Williams last month expressed doubts about allowing short-term changes into the calculation. He argues that global trends such as aging populations are holding estimates of the rate at historically low levels.
For a decade or so before the pandemic, when inflation was subdued and interest rates near zero, policymakers seemed to more or less agree where neutral was. But the surge in prices since then – as well as the uncertainty over trade and immigration, and what AI will do to the economy — have left some analysts wondering if diverging estimates are the new normal.

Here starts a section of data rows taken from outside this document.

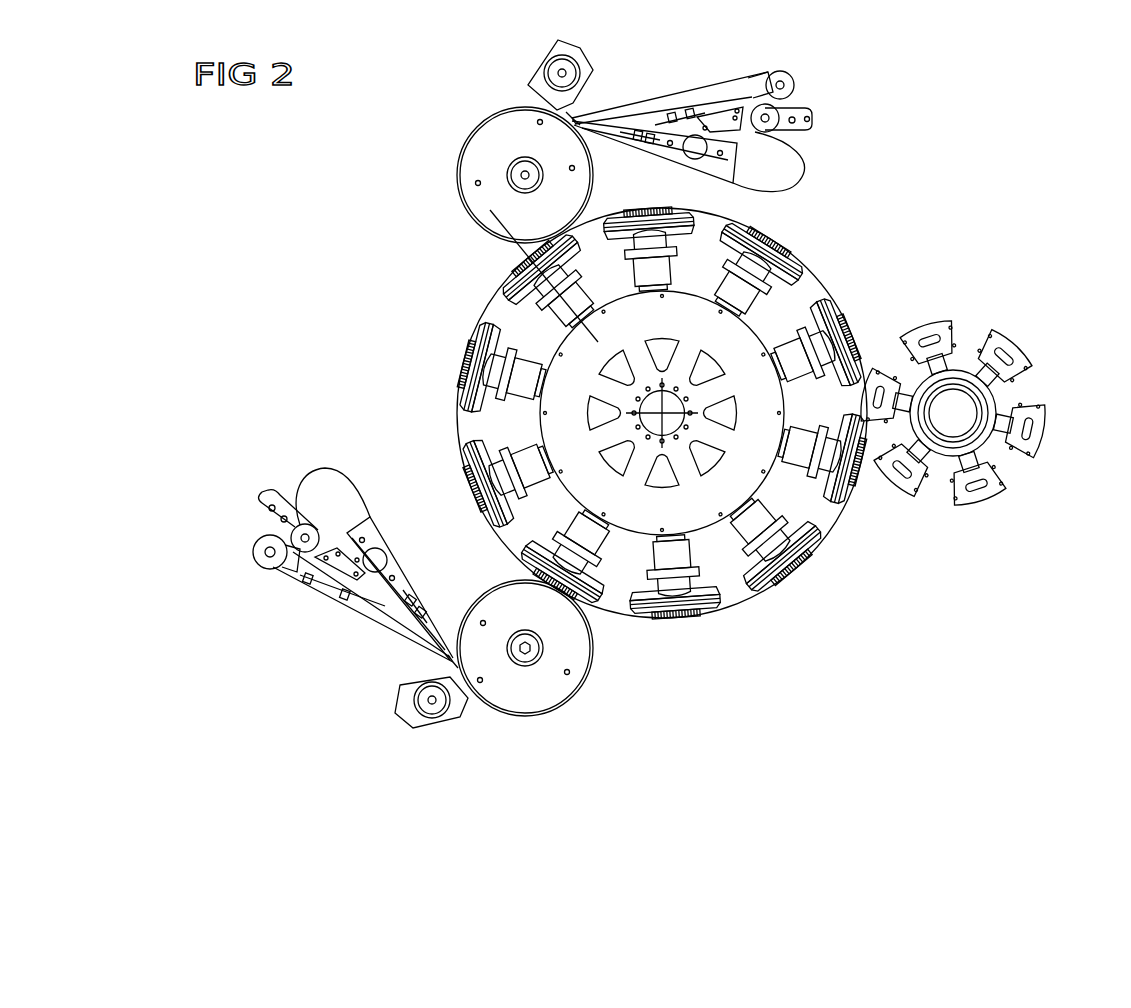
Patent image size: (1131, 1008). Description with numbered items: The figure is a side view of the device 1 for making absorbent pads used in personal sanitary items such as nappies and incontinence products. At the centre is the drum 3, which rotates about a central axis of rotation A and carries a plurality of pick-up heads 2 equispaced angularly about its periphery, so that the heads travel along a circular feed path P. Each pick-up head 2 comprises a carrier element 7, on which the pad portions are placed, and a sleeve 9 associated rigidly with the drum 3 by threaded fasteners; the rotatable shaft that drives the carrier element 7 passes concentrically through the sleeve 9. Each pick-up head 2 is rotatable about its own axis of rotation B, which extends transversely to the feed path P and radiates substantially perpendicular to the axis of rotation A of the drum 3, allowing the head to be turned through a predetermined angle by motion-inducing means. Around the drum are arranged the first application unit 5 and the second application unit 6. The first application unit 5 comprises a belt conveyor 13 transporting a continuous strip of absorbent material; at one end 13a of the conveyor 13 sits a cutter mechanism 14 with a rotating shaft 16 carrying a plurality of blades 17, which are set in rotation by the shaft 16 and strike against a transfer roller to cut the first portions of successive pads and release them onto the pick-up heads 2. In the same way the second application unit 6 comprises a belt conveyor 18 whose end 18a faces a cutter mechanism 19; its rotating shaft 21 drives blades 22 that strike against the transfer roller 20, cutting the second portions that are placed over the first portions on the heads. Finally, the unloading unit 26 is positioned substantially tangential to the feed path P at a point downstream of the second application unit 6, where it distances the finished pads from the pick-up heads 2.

The device 1 is at (1002, 592).
The pick-up head 2 is at (651, 428).
The drum 3 is at (706, 375).
The first application unit 5 is at (342, 602).
The second application unit 6 is at (614, 104).
The carrier element 7 is at (785, 207).
The sleeve 9 is at (660, 272).
The belt conveyor 13 is at (313, 592).
The end of the conveyor 13a is at (485, 622).
The cutter mechanism 14 is at (394, 702).
The rotating shaft 16 is at (440, 707).
The blades 17 is at (457, 667).
The belt conveyor 18 is at (740, 75).
The end of the conveyor 18a is at (580, 128).
The cutter mechanism 19 is at (519, 68).
The transfer roller 20 is at (483, 155).
The rotating shaft 21 is at (537, 68).
The blades 22 is at (572, 45).
The unloading unit 26 is at (965, 345).
The axis of rotation A is at (655, 418).
The axis of rotation B is at (473, 222).
The feed path P is at (455, 432).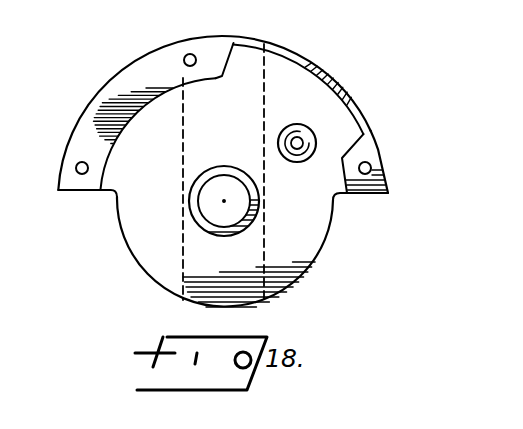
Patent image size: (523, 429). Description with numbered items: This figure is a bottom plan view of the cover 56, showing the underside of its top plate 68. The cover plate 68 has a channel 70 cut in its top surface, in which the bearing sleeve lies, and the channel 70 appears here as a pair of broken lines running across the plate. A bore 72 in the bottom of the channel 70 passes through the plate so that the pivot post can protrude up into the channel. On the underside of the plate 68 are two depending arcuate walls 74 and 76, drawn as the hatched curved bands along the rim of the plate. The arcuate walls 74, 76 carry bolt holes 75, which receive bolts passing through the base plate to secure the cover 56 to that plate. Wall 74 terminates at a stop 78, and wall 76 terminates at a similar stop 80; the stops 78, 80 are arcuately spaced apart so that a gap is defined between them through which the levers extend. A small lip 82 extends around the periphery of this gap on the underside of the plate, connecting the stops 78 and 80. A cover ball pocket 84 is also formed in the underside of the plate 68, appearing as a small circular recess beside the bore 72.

The cover 56 is at (134, 273).
The top plate 68 is at (313, 263).
The channel 70 is at (182, 276).
The bore 72 is at (231, 150).
The arcuate wall 74 is at (380, 149).
The bolt holes 75 is at (190, 54).
The arcuate wall 76 is at (124, 72).
The stop 78 is at (352, 137).
The stop 80 is at (231, 58).
The lip 82 is at (327, 78).
The cover ball pocket 84 is at (302, 152).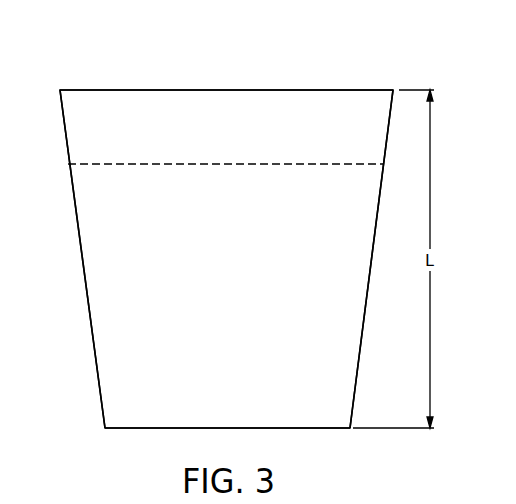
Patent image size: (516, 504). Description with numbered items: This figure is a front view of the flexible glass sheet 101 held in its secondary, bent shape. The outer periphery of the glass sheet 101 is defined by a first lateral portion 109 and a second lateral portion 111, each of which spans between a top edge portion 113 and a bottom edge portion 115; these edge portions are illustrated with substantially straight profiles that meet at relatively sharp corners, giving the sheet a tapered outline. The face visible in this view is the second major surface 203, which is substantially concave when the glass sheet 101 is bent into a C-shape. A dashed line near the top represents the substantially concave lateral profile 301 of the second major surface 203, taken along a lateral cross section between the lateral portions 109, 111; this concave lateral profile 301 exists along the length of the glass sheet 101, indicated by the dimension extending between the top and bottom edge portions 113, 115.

The flexible glass sheet 101 is at (316, 77).
The top edge portion 113 is at (218, 90).
The substantially concave lateral profile 301 is at (165, 163).
The second major surface 203 is at (252, 275).
The first lateral portion 109 is at (84, 285).
The second lateral portion 111 is at (363, 325).
The bottom edge portion 115 is at (140, 429).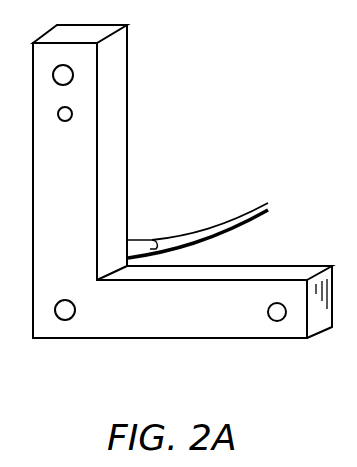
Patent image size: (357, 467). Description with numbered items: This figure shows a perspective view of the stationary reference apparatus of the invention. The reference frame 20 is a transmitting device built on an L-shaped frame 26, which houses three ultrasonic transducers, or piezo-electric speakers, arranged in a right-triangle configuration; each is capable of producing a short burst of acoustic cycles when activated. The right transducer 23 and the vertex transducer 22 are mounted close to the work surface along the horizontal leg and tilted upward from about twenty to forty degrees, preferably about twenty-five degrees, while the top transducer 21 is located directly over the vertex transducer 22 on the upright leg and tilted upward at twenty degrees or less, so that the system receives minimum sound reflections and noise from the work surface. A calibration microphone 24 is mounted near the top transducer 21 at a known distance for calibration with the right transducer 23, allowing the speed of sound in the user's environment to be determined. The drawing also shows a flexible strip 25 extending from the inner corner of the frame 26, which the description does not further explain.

The reference frame 20 is at (216, 81).
The top transducer 21 is at (73, 75).
The vertex transducer 22 is at (75, 313).
The right transducer 23 is at (268, 318).
The calibration microphone 24 is at (72, 112).
The flexible strip 25 is at (199, 230).
The frame 26 is at (77, 215).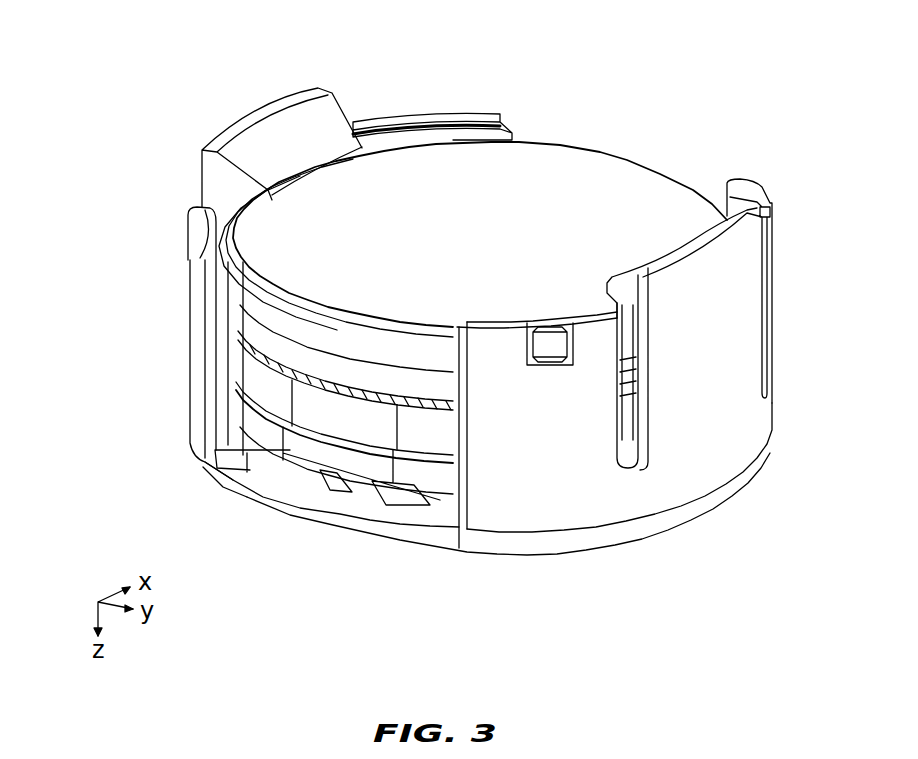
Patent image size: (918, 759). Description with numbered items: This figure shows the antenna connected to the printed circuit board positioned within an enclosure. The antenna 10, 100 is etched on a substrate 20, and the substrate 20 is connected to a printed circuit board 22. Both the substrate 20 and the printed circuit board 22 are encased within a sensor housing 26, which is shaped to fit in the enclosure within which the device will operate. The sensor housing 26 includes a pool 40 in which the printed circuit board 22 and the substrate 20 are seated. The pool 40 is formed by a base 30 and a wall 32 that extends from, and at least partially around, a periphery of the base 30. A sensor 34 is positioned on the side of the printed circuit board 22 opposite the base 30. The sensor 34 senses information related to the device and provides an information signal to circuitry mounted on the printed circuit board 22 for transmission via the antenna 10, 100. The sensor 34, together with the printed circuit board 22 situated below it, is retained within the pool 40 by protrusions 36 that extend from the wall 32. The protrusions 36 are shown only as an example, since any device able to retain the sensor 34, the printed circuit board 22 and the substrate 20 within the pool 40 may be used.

The antenna 10 is at (407, 335).
The antenna 100 is at (407, 335).
The substrate 20 is at (333, 417).
The printed circuit board 22 is at (380, 470).
The sensor housing 26 is at (190, 258).
The base 30 is at (427, 545).
The wall 32 is at (686, 500).
The sensor 34 is at (549, 183).
The protrusions 36 is at (288, 130).
The pool 40 is at (329, 514).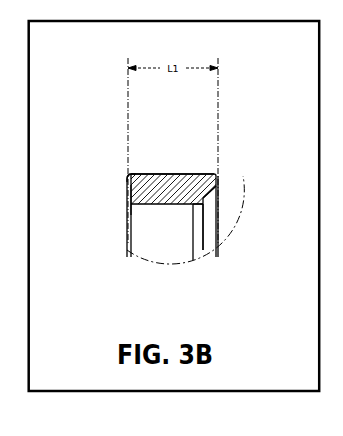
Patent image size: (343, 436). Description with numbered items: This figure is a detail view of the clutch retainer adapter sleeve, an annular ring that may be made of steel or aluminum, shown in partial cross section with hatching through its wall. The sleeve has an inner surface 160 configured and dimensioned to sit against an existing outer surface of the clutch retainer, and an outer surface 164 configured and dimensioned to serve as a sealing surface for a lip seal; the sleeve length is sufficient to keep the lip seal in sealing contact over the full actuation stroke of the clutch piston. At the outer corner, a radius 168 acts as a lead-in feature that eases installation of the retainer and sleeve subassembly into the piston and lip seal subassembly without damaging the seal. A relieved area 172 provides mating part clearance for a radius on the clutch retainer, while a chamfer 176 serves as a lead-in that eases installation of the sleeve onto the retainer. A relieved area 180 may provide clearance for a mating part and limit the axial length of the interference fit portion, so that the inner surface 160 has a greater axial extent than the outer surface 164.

The inner surface 160 is at (157, 203).
The outer surface 164 is at (168, 173).
The radius 168 is at (127, 175).
The relieved area 180 is at (130, 199).
The relieved area 172 is at (206, 197).
The chamfer 176 is at (199, 203).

What’s more, the Fed is set for a change of leadership in 2026, with Trump vowing to pick a new chair who’s committed to lower interest rates, and the president may have other opportunities to staff the central bank with his allies. The new policymakers are expected to argue for cheaper money, like Miran has, and may also estimate that neutral is lower right now.
‘Only a Tool’
Since the neutral rate of interest is for economists what “dark matter” is to astronomers — something that can’t be seen directly — there are policymakers who prefer to judge it, in Powell’s words, “by its works.”
St. Louis Fed President Alberto Musalem says low default rates show financial conditions remain supportive for the economy. His Cleveland Fed counterpart, Beth Hammack, says narrow credit spreads imply monetary policy is “only barely restrictive, if at all.”
Drawing clues from financial markets, though, isn’t a straightforward task. Some Fed officials see the yield on 10-year Treasury bonds, which has been hovering around 4%, as evidence that financial conditions aren’t holding the economy back. Others say that those measures reflect expectations about the economy’s path, as well as strong global demand for safe assets, meaning they’re of little use when trying to estimate neutral rates.
With so much uncertainty around the outlook, divisions over the neutral rate aren’t likely to disappear when Fed officials reveal their latest estimates next week.
Meanwhile, it’ll be more concrete things – “the labor data and the price data” — that drive actual policy calls, according to Patrick Harker, who headed the Philadelphia Fed until he retired this year.
The neutral rate is “a useful conceptual tool, but it’s only a tool. It doesn’t drive policy decisions,” Harker says. “I don’t ever remember a case where everybody sat around and the entire conversation was, what is r-star?”